In article <4c1995e5$0$26118$afc38c87@news.optusnet.com.au>, "Peter Webb" <webbfamily@DIESPAMDIEoptusnet.com.au> wrote:
> > > > It is proof that there is no countable set of all real numbers, since > > any alleged such set is provably and constructably incomplete. > > > > Similarly, it is proof that there is no countable set of all > > constructable numbers, since any alleged such set is provably and > > constructably incomplete. > > I hate to disagree with you, because we are on much the same "side", but > this is not correct. Cantor's proof shows that you cannot form a list of all > Reals. This is not the same as the Reals being uncountable.
If the reals were countable they would be listable, since such a list would be a "counting" of them, so that NOT being listable implies NOT being countable.

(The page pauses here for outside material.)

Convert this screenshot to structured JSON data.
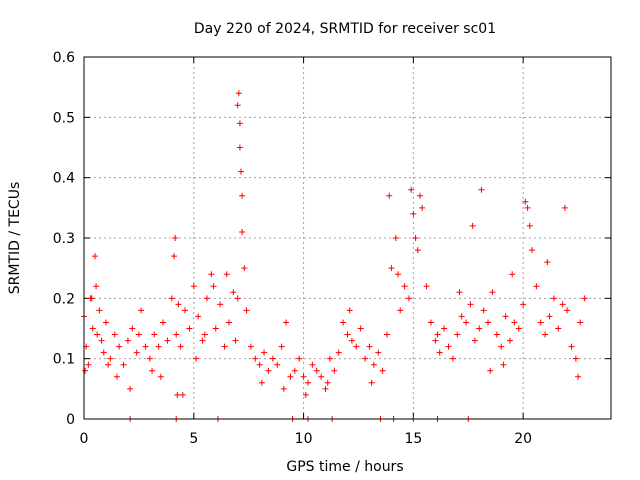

An infinite set is defined to bee countable if and only if there is a surjection from the set of natural numbers to that set. When such a function is a bijection, it is commonly called a list.
Since the set of reals is infinite but cannot be listed in this way, it follows that the reals necessarily are NOT countable. > > You can use Cantor's diagonal construction to similarly prove that you > cannot form a list of all computable numbers. However the computable numbers > are in fact countable. You can't simply equate the two concepts; they are > not exactly the same thing.
For infinite sets, listability and countability are equivalent.